On Tuesday, Nov 19, 2002, at 11:21 America/New_York, Andrew Haley wrote:
As far as I can see it's never correct to CSE two instructions if the
first one may trap.
This will severely harm performance with non-call exceptions.
For languages such as Ada that need non-call exceptions to work for
implementing language-defined checks, and allow such exceptions
to be raised at an arbitrary point in a function, it should be
possible to retain the current behavior.

The exact semantics for Ada are (from Ada RM95 11.4):

4. The following additional permissions are granted to the
     implementation:

       5. An implementation need not always raise an exception when a
          language-defined check fails. Instead, the operation that
          failed the check can simply yield an undefined result. The
          exception need be raised by the implementation only if, in
          the absence of raising it, the value of this undefined result
          would have some effect on the external interactions of the
          program. In determining this, the implementation shall not
          presume that an undefined result has a value that belongs to
          its subtype, nor even to the base range of its type, if
          scalar.
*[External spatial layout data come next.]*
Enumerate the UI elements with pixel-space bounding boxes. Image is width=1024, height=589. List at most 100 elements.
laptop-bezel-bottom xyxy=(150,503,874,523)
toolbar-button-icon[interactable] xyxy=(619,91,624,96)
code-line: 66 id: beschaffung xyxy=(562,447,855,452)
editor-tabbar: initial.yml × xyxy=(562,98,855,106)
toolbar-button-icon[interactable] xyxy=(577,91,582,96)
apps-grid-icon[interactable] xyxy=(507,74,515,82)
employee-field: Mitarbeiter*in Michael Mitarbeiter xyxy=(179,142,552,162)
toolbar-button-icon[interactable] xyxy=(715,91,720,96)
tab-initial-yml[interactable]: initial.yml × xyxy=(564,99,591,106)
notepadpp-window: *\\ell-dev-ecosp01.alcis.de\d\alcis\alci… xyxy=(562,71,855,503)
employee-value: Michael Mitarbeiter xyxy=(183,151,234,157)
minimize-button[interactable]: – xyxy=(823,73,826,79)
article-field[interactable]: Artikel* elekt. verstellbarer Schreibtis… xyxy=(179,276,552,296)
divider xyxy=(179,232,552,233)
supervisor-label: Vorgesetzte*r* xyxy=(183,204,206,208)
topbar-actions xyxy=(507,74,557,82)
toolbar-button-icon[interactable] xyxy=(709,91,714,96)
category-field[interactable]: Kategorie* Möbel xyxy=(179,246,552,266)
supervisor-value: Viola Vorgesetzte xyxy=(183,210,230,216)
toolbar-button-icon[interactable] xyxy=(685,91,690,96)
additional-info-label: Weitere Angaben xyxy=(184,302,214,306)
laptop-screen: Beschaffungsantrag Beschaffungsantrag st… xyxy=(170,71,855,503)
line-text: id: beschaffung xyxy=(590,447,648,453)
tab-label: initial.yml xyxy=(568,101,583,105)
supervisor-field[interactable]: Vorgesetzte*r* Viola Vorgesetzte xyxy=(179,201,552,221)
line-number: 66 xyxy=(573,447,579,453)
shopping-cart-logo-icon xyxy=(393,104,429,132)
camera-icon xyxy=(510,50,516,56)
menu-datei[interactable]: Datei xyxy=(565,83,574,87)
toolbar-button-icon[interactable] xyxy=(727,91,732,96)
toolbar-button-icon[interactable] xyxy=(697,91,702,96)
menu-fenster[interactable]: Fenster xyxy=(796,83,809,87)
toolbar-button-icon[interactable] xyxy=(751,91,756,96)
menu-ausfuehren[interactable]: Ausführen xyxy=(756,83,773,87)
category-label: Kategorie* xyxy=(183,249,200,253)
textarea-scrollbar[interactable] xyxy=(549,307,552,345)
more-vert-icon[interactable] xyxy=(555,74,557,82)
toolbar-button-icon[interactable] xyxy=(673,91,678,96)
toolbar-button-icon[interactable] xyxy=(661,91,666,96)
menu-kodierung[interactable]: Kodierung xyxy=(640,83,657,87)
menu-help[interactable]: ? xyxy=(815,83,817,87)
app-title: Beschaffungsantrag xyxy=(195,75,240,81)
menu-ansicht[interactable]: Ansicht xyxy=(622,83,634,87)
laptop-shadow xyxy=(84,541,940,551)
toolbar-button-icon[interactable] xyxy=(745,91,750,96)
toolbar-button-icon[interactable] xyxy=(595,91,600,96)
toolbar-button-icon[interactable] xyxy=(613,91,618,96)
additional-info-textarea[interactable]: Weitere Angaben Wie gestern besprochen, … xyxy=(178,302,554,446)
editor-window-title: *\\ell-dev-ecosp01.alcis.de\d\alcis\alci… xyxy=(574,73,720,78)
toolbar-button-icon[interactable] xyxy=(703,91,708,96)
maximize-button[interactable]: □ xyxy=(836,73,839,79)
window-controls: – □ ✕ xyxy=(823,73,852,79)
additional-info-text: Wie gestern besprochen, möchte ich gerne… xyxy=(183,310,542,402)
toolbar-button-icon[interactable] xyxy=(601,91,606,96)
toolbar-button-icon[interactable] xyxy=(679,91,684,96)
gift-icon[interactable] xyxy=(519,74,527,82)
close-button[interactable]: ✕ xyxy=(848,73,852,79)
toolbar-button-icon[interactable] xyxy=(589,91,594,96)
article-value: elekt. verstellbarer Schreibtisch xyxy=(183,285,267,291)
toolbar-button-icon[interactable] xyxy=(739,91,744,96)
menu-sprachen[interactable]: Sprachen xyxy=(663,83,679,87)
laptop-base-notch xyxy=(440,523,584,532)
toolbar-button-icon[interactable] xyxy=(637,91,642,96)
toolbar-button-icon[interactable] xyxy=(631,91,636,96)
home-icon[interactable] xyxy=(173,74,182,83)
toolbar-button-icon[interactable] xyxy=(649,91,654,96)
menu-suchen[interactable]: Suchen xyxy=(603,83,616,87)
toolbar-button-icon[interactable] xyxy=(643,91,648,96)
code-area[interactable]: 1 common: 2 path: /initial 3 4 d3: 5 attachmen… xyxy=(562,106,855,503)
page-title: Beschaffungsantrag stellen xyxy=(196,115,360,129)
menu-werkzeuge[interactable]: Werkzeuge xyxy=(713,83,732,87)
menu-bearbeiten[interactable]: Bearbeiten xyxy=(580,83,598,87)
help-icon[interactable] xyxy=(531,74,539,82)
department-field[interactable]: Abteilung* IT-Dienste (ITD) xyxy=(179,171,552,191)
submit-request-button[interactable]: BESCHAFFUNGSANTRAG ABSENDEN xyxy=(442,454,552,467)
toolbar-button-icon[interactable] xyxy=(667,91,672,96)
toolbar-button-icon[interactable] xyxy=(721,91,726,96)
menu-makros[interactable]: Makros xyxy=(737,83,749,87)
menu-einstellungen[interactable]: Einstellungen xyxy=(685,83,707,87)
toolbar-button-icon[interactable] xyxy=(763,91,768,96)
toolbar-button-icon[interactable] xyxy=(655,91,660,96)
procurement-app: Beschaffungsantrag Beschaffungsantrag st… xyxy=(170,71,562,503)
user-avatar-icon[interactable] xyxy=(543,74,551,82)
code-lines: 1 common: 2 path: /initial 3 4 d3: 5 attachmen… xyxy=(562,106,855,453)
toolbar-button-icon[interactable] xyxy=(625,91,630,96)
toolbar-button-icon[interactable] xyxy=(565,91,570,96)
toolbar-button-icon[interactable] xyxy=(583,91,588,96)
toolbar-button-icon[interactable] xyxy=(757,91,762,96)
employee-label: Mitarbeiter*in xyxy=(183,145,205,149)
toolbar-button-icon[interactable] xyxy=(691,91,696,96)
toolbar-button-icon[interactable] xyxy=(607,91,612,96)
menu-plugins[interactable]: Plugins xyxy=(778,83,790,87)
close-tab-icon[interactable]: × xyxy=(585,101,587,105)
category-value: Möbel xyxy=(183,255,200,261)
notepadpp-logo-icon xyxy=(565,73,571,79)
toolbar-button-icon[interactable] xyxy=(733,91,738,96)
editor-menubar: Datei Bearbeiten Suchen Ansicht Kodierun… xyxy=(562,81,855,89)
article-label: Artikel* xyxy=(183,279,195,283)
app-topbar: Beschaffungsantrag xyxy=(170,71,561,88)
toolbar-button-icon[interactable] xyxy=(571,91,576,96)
Having removed the raise of the exception, the
          canonical semantics will in general allow the implementation
          to omit the code for the check, and some or all of the
          operation itself.

       6. If an exception is raised due to the failure of a
          language-defined check, then upon reaching the corresponding
          exception_handler (or the termination of the task, if none),
          the external interactions that have occurred need reflect
          only that the exception was raised somewhere within the
          execution of the sequence_of_statements with the handler (or
          the task_body), possibly earlier (or later if the
          interactions are independent of the result of the checked
          operation) than that defined by the canonical semantics, but
          not within the execution of some abort-deferred operation or
          independent subprogram that does not dynamically enclose the
          execution of the construct whose check failed.  An
          independent subprogram is one that is defined outside the
          library unit containing the construct whose check failed, and
          has no Inline pragma applied to it. Any assignment that
          occurred outside of such abort-deferred operations or
          independent subprograms can be disrupted by the raising of
          the exception, causing the object or its parts to become
          abnormal, and certain subsequent uses of the object to be
          erroneous, as explained in *Note 13.9.1::.